A Mackenzie friend us someone who can accompany you into the court room if you don't have a barrister. You can talk to them quietly for support but they CANNOT address the judge.
You need some solid legal advice. Do not initiate court, with a lawyer and or barrister it becomes hellishly expensive. About £5000 per visit and it will take a minimum of three visits.. One to seek an order and then have it served, second for fact finding and hopefully the third for Final Orders. Any dispute and it can go on and on. So let him act. Oh! and the court will also expect an attempt at mediation before all if this. If anything ask him to attend a mediation session with a lawyer who specialises in mediation.
The rule of thumb is that the court will attempt to maintain the status quo, so if you've established a pattern of contact that you feel is detrimental to yourself it will be difficult to show otherwise
Work out what is good for you, mine has a few hours at the weekend, that's it.

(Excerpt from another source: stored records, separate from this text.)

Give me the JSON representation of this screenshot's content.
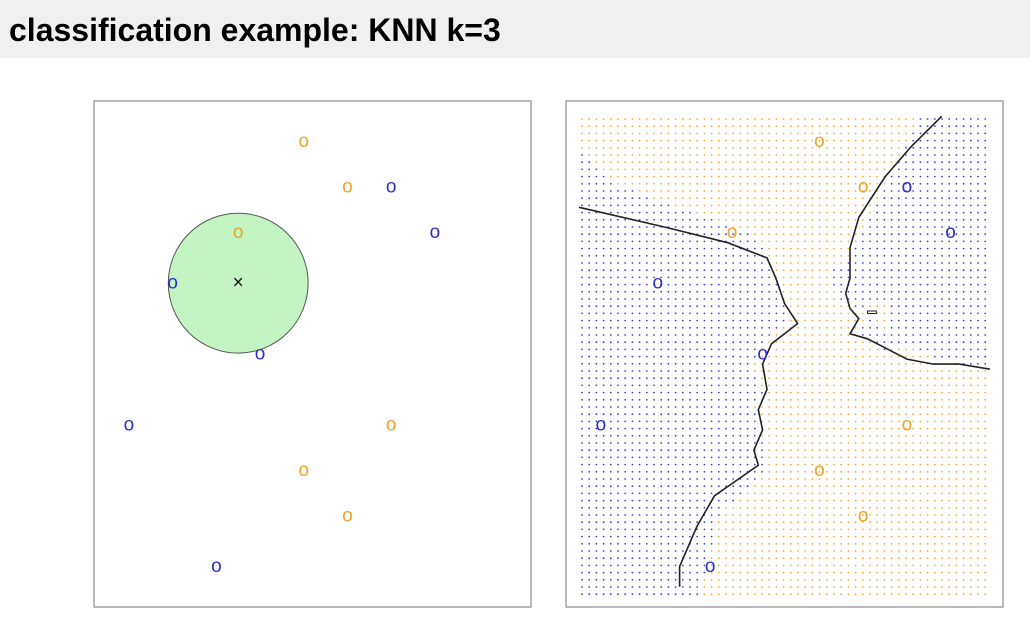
{
  "slide": {
    "title": "classification example: KNN k=3"
  },
  "colors": {
    "class_blue": "#2f2fc2",
    "class_orange": "#eca42a",
    "neighborhood_fill": "#c3f5c3",
    "boundary": "#222222"
  },
  "chart_data": [
    {
      "type": "scatter",
      "title": "",
      "xlabel": "",
      "ylabel": "",
      "xlim": [
        0,
        1
      ],
      "ylim": [
        0,
        1
      ],
      "grid": false,
      "marker_text": "o",
      "series": [
        {
          "color": "#eca42a",
          "points": [
            [
              0.48,
              0.92
            ],
            [
              0.58,
              0.83
            ],
            [
              0.33,
              0.74
            ],
            [
              0.68,
              0.36
            ],
            [
              0.48,
              0.27
            ],
            [
              0.58,
              0.18
            ]
          ]
        },
        {
          "color": "#2f2fc2",
          "points": [
            [
              0.68,
              0.83
            ],
            [
              0.78,
              0.74
            ],
            [
              0.18,
              0.64
            ],
            [
              0.38,
              0.5
            ],
            [
              0.08,
              0.36
            ],
            [
              0.28,
              0.08
            ]
          ]
        }
      ],
      "query_point": {
        "x": 0.33,
        "y": 0.64,
        "marker_text": "×"
      },
      "neighborhood": {
        "center": [
          0.33,
          0.64
        ],
        "radius": 0.16,
        "k": 3
      }
    },
    {
      "type": "scatter",
      "title": "",
      "xlabel": "",
      "ylabel": "",
      "xlim": [
        0,
        1
      ],
      "ylim": [
        0,
        1
      ],
      "grid": false,
      "marker_text": "o",
      "background": "dotted grid of predicted class at each point",
      "series": [
        {
          "color": "#eca42a",
          "points": [
            [
              0.58,
              0.92
            ],
            [
              0.68,
              0.83
            ],
            [
              0.38,
              0.74
            ],
            [
              0.78,
              0.36
            ],
            [
              0.58,
              0.27
            ],
            [
              0.68,
              0.18
            ]
          ]
        },
        {
          "color": "#2f2fc2",
          "points": [
            [
              0.78,
              0.83
            ],
            [
              0.88,
              0.74
            ],
            [
              0.21,
              0.64
            ],
            [
              0.45,
              0.5
            ],
            [
              0.08,
              0.36
            ],
            [
              0.33,
              0.08
            ]
          ]
        }
      ],
      "decision_boundary": [
        [
          [
            0.03,
            0.79
          ],
          [
            0.23,
            0.75
          ],
          [
            0.37,
            0.72
          ],
          [
            0.46,
            0.69
          ],
          [
            0.48,
            0.65
          ],
          [
            0.5,
            0.6
          ],
          [
            0.53,
            0.56
          ],
          [
            0.47,
            0.52
          ],
          [
            0.45,
            0.48
          ],
          [
            0.46,
            0.43
          ],
          [
            0.44,
            0.39
          ],
          [
            0.45,
            0.35
          ],
          [
            0.43,
            0.31
          ],
          [
            0.44,
            0.28
          ],
          [
            0.39,
            0.25
          ],
          [
            0.34,
            0.22
          ],
          [
            0.3,
            0.16
          ],
          [
            0.26,
            0.08
          ],
          [
            0.26,
            0.04
          ]
        ],
        [
          [
            0.86,
            0.97
          ],
          [
            0.79,
            0.91
          ],
          [
            0.73,
            0.85
          ],
          [
            0.67,
            0.77
          ],
          [
            0.65,
            0.71
          ],
          [
            0.65,
            0.65
          ],
          [
            0.64,
            0.62
          ],
          [
            0.65,
            0.59
          ],
          [
            0.67,
            0.57
          ],
          [
            0.65,
            0.54
          ],
          [
            0.69,
            0.53
          ],
          [
            0.78,
            0.49
          ],
          [
            0.84,
            0.48
          ],
          [
            0.9,
            0.48
          ],
          [
            0.97,
            0.47
          ]
        ]
      ],
      "decision_boundary_island": [
        [
          0.69,
          0.58
        ],
        [
          0.71,
          0.58
        ],
        [
          0.71,
          0.585
        ],
        [
          0.69,
          0.585
        ]
      ]
    }
  ]
}
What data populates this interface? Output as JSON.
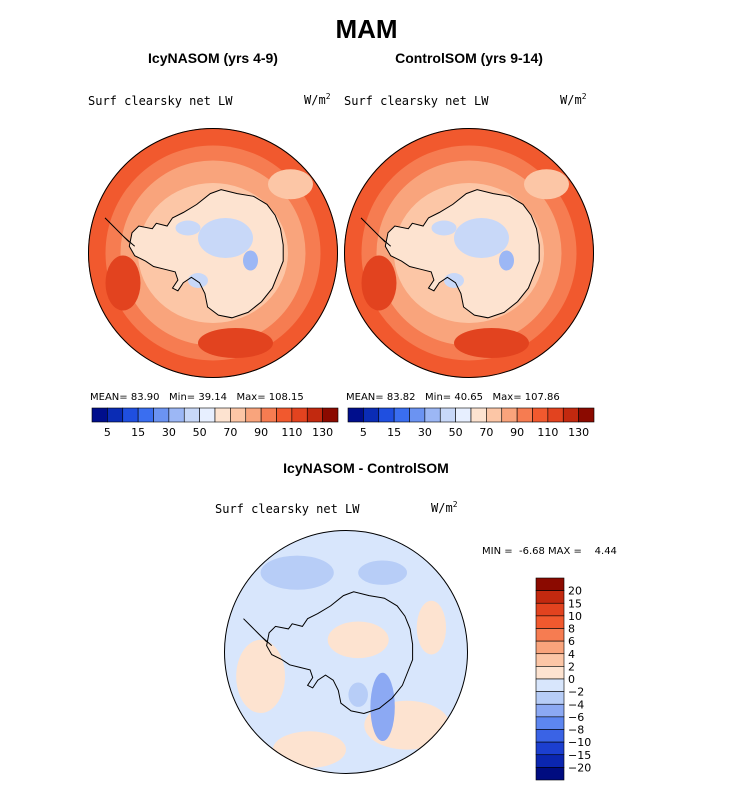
{
  "page": {
    "title": "MAM"
  },
  "chart_data": [
    {
      "type": "heatmap",
      "title": "IcyNASOM (yrs 4-9)",
      "field_label": "Surf clearsky net LW",
      "units_label": "W/m",
      "units_exponent": "2",
      "stats": {
        "mean_label": "MEAN=",
        "mean": "83.90",
        "min_label": "Min=",
        "min": "39.14",
        "max_label": "Max=",
        "max": "108.15"
      },
      "colorbar": {
        "tick_labels": [
          "5",
          "15",
          "30",
          "50",
          "70",
          "90",
          "110",
          "130"
        ],
        "colors": [
          "#000e8c",
          "#0a2cb5",
          "#1f4fe0",
          "#3a6ef0",
          "#6b93f2",
          "#9cb7f5",
          "#c8d8f8",
          "#e7efff",
          "#fde3d0",
          "#fcc6a6",
          "#f9a47c",
          "#f67c51",
          "#f1592e",
          "#e2431f",
          "#c2290f",
          "#8b0a00"
        ]
      }
    },
    {
      "type": "heatmap",
      "title": "ControlSOM (yrs 9-14)",
      "field_label": "Surf clearsky net LW",
      "units_label": "W/m",
      "units_exponent": "2",
      "stats": {
        "mean_label": "MEAN=",
        "mean": "83.82",
        "min_label": "Min=",
        "min": "40.65",
        "max_label": "Max=",
        "max": "107.86"
      },
      "colorbar": {
        "tick_labels": [
          "5",
          "15",
          "30",
          "50",
          "70",
          "90",
          "110",
          "130"
        ],
        "colors": [
          "#000e8c",
          "#0a2cb5",
          "#1f4fe0",
          "#3a6ef0",
          "#6b93f2",
          "#9cb7f5",
          "#c8d8f8",
          "#e7efff",
          "#fde3d0",
          "#fcc6a6",
          "#f9a47c",
          "#f67c51",
          "#f1592e",
          "#e2431f",
          "#c2290f",
          "#8b0a00"
        ]
      }
    },
    {
      "type": "heatmap",
      "title": "IcyNASOM - ControlSOM",
      "field_label": "Surf clearsky net LW",
      "units_label": "W/m",
      "units_exponent": "2",
      "stats": {
        "min_label": "MIN =",
        "min": "-6.68",
        "max_label": "MAX =",
        "max": "4.44"
      },
      "colorbar": {
        "tick_labels": [
          "20",
          "15",
          "10",
          "8",
          "6",
          "4",
          "2",
          "0",
          "−2",
          "−4",
          "−6",
          "−8",
          "−10",
          "−15",
          "−20"
        ],
        "colors": [
          "#8b0a00",
          "#c2290f",
          "#e2431f",
          "#f1592e",
          "#f67c51",
          "#f9a47c",
          "#fcc6a6",
          "#fde3d0",
          "#d8e6fc",
          "#b7cdf7",
          "#8ca9f3",
          "#5d86f0",
          "#3a63e5",
          "#1c3fcf",
          "#0b26b0",
          "#000c80"
        ]
      }
    }
  ]
}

Set times, set day.. Set up a burner phone for text SMS only, an email account just for communication purposes. Do not use, whatsapp, duo facetime Allo, telegraph, wire, Facebook messenger or Instagram. just plain old sms. If there is any abuse the police can act quicker as it breaks telephony laws that are well established.
Use a library for dropoff and collection near the desk, if there is any threats then there are sever penalty's for abusive behaviour in a council owned library.
when you are ready and you've had a break from the difficult behaviour, start contact again and STICK to the schedule you ( you not him) have decided on, like;
10 till 4 on a Saturday, with a text 5 mins beforehand confirming, cancellation of contact occurs if 30 mins late with no replacement date, once missed it's missed. There is little you can do about late return, but the court will see that as irresponsible behaviour and an inability to comply with a simple requests AKA being difficult.
The aim of a family court hearing is to establish reasonable and sensible contact routine for the children with the minimum of disruption (and fucking about) where both parents can behave in an agreeable and amicable way.
The hardest thing to get is that little of this can really be enforced, unless a pattern of intimidation and abuse can be shown by the police. Otherwise your stuck with letters at £1000 a pop from your lawyer that get ignored, then your back in court again where the judge says do as your told and they don't.
Quick summary, don't initiate court let him do it. Establish what is a good routine for the DC's and you you are the primary carer after all. Engage a mediator.